The levels of madness in this poker game are mind-boggling. The UK is still in the midst of an economic crisis triggered by a global financial crisis that had nothing to do with its membership of the EU. Rebalancing the economy while finding the cash to invest in public services and infrastructure projects will be the overwhelming objectives of any party that wins next time. Meeting these objectives has little to do with Britain’s membership of the EU and yet the next government could be obsessing over nothing else.
If Cameron were to win, he would be spending most of his time frantically negotiating with Merkel and co. He would return to his parliamentary party, be told he had got nowhere near enough, and instructed to get on the next Eurostar back to demand far more. If Miliband were to make the offer of a referendum, he would be doing so even more reluctantly than Cameron. British politics can get dangerously silly, leaders forced to offer referendums they do not want, on an issue which in this case is relatively marginal.
Whenever Miliband follows his convictions, he becomes stronger rather than weaker and acquires a far more convincing authentic public voice. In my view he should stand firm and make the case that the UK should not be destabilised and diverted by a referendum – a referendum that Cameron would only hold in order to keep the Conservative party united. I have no doubt that is what he would do if Labour had a commanding lead in the polls.
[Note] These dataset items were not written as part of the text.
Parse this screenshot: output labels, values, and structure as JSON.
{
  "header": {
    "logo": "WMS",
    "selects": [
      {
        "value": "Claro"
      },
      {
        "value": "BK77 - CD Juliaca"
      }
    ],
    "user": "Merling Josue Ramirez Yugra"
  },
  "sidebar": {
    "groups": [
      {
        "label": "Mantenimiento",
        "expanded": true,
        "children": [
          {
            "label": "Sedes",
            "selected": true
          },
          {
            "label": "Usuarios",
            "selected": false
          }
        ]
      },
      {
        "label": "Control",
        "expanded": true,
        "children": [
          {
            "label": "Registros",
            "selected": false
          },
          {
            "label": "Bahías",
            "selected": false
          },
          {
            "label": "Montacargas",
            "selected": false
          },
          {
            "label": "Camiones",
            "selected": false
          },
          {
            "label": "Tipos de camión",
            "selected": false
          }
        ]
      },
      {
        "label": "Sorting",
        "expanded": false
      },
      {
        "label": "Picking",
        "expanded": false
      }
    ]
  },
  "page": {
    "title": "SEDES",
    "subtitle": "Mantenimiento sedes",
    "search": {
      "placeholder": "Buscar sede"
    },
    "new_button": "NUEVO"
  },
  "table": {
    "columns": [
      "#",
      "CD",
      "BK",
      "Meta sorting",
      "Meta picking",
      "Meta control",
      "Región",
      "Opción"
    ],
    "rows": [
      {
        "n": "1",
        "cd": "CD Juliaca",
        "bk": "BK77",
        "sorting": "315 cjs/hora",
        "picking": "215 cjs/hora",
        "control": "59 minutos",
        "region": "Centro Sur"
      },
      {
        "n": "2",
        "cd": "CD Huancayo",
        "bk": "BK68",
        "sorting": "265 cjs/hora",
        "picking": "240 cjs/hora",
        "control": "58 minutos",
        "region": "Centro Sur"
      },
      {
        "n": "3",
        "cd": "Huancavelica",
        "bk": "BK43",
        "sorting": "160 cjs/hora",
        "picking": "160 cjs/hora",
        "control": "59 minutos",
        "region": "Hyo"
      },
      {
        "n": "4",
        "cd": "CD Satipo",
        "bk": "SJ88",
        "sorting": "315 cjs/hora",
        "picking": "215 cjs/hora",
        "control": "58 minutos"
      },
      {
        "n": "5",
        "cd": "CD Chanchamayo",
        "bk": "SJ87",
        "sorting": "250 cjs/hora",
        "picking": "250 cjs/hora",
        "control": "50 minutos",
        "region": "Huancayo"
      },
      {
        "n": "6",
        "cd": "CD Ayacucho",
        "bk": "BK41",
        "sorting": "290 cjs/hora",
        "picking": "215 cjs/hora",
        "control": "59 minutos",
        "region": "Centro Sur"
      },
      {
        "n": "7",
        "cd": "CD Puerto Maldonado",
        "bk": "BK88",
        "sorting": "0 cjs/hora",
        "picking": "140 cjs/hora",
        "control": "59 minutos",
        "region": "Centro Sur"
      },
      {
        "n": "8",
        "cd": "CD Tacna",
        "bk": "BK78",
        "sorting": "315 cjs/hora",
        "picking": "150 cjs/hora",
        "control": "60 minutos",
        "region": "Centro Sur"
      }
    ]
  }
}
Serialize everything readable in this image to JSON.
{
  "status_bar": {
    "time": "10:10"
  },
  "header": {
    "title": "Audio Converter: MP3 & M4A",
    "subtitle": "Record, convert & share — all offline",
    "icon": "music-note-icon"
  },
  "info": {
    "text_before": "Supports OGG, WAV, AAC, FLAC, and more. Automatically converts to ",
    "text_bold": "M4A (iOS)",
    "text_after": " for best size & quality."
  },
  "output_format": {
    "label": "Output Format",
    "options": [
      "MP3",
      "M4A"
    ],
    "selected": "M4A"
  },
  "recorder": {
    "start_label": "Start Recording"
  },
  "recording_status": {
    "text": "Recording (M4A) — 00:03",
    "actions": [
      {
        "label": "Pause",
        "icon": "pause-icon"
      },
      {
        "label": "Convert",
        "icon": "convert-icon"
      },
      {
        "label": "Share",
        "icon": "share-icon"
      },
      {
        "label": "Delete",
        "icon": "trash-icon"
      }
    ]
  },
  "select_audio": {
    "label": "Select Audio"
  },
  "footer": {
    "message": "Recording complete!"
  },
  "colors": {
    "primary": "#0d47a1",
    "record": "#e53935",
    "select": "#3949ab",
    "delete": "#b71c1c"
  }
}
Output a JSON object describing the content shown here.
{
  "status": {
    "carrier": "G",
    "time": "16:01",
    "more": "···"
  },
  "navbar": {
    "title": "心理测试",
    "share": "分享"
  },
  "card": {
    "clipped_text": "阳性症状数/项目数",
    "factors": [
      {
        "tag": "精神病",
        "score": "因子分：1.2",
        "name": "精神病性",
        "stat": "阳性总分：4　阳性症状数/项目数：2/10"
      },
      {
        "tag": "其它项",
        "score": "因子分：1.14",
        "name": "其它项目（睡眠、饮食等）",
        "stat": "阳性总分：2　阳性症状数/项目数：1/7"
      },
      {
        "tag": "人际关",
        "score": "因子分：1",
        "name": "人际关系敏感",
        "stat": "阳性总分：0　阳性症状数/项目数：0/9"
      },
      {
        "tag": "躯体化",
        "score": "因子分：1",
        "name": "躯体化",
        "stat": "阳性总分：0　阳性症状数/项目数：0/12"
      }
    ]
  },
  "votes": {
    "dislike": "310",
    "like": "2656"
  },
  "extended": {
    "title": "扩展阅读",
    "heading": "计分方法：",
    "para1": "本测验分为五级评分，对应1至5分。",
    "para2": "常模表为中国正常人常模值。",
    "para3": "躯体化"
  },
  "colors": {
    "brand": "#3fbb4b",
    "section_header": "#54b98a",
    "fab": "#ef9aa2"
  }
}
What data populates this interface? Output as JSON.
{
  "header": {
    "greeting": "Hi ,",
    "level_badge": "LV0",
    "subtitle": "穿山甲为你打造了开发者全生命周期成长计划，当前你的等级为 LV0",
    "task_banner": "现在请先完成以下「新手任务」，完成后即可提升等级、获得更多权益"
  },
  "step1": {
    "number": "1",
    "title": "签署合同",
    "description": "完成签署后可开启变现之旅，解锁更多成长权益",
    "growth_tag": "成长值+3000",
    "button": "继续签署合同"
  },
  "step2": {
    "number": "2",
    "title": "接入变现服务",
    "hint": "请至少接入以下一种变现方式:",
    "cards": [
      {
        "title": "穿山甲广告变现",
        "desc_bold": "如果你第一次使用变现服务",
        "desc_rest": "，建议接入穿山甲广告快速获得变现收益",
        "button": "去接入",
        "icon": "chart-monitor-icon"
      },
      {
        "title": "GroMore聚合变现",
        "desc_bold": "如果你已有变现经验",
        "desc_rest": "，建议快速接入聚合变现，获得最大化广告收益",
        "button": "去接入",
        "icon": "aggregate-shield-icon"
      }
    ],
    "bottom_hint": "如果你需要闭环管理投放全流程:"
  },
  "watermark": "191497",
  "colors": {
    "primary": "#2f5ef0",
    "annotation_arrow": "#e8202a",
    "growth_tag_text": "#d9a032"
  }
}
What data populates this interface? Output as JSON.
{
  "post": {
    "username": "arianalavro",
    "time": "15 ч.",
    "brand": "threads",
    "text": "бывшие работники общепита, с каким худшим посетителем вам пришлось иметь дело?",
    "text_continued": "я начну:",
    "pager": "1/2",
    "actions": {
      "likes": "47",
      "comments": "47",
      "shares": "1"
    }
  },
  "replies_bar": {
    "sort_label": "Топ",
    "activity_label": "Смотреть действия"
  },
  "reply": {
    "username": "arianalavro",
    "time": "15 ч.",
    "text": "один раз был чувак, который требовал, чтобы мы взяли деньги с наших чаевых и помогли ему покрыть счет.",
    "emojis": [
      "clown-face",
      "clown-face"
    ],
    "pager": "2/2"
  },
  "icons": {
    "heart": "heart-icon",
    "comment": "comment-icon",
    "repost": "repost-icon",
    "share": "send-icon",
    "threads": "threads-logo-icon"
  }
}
But it is a very tough call for Miliband. Labour is unlikely to have a commanding lead. If the next election appears to be close I predict that Miliband will succumb and offer the referendum. It is a vivid example of the nightmarish conundrums faced by leaders in politics. In order to win he might need to offer the referendum. If he proceeds to win, the offer would make governing a nightmare.
Europe continues to torment leaders. It probably will do for decades to come even if a referendum is held. The last one, in 1975, kept a lid on the explosive tensions within and between parties for all of 10 minutes. If another is held, it would resolve nothing – one of many reasons not to hold it. This is a poker game that will never end.